With India increasing its engagements with Africa, Foreign Secretary S Jaishankar yesterday said the two sides should aim bigger and not just what they can do for each other.
“We have an established development co-operation record in Africa that ranges from power projects and dams in Sudan and Rwanda to water treatment in Tanzania and sugar factories in Ethiopia,” Jaishankar said while speaking at a “Consultation on Asia-Africa Growth Corridor: The Way Forward” organised by the Research and Information Systems (RIS) think tank and industry body CII in New Delhi.
“Our training centres are scattered across the continent and we have a long tradition of receiving students. Our approach has been to not only to teach people to fish but even encourage them to identify the fish in question,” he said. “So, today, I think we need to aim more or bigger than just what we can do for each other.”
The idea of the Asia-Africa Growth Corridor (AAGC) emerged in the joint statement issued after the annual bilateral summit between Indian Prime Narendra Modi and his Japanese counterpart Shinzo Abe in Tokyo in November 2016.
While India organises the India-Africa Forum Summit (IAFS), a vital platform to engage with Africa at regional, sub-regional, and bilateral levels, Japan holds the Tokyo International Conference on African Development (TICAD), which provides an open forum to generate innovative discussion among stakeholders participating in African development programmes.
The AAGC is designed to envisage people-centric sustainable growth strategy and will be raised on the four pillars of development and cooperation projects, quality and infrastructure, enhancing capacities and skills, and people-to-people partnership.
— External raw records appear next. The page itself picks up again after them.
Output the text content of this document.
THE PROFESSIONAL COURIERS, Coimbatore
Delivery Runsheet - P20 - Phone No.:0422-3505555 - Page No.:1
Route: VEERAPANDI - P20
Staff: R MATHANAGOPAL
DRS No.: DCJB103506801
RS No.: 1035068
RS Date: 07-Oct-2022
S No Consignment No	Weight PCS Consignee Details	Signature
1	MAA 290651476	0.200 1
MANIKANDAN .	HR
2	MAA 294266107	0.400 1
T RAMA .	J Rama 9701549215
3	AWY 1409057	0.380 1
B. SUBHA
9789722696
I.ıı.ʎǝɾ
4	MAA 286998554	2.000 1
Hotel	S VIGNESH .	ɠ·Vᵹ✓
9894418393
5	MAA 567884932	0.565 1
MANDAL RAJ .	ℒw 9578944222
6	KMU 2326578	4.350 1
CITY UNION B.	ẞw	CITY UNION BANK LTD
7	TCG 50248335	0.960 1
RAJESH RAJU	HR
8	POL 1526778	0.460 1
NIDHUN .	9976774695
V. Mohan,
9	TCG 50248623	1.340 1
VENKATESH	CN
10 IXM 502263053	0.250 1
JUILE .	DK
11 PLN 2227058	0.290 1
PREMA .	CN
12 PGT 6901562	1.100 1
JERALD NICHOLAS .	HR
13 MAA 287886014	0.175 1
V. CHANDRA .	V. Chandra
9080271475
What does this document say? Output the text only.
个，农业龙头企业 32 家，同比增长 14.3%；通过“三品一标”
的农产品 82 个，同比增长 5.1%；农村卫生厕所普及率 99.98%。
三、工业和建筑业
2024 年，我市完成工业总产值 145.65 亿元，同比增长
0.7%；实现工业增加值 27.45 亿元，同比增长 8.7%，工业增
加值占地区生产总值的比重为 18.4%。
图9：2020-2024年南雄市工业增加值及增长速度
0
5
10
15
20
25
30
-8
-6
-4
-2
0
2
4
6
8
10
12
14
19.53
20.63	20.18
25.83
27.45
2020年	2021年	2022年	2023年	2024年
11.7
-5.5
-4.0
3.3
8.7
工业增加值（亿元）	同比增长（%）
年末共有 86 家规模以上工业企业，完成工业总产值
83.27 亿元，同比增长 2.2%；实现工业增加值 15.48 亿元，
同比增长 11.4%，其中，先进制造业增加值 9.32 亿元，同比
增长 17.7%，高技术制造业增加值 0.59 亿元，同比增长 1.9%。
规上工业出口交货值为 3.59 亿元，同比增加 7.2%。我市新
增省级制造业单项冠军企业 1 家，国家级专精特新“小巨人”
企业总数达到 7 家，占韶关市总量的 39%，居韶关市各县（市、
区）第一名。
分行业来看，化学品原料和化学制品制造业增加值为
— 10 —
Jaishankar said that the AAGC should to be based on universally recognised international norms, good governance, rule of law, openness, transparency and equality.
“There must be a strong sense of ownership and that can only happen with consultative project designing, transfer of technology and encouragement of skills,” he said.
“No less important is the ensuring of financial responsibility so that there is no encouragement of unsustainable debts. Our activities must fully conform to balanced ecological and environmental protection and preservation standards and, I am compelled to add, respect for sovereignty and territorial integrity.”
Referring to the four pillars on which the AAGC will be raised, the Foreign Secretary said that India’s own approach to development cooperation and international partnerships has these very elements at its heart.
Talking about New Delhi’s diplomatic initiatives, he said that growth and connectivity were very central to India’s foreign policy-making.
“The approach of ‘Sabka saath, sabka vikas’ —  that is collective action and inclusive growth — is as much a belief in international relations as it is in domestic development,” he said.
“It is already being reflected vigorously in our Neighbourhood First policy in the last three years.”
Jaishankar said that new energies and additional resources have been devoted to ensure that India’s immediate neighbours were also beneficiaries of India’s growth story. “In fact, across South Asia, what you can see now are transformational initiatives in energy, road and rail connectivity and infrastructure building,” he said.
“As they have realised, their contribution to the emergence of a regional cooperative architecture would be increasingly appreciated. Significantly, we are today working closely with a number of other international players whose approach is similar in this regard.”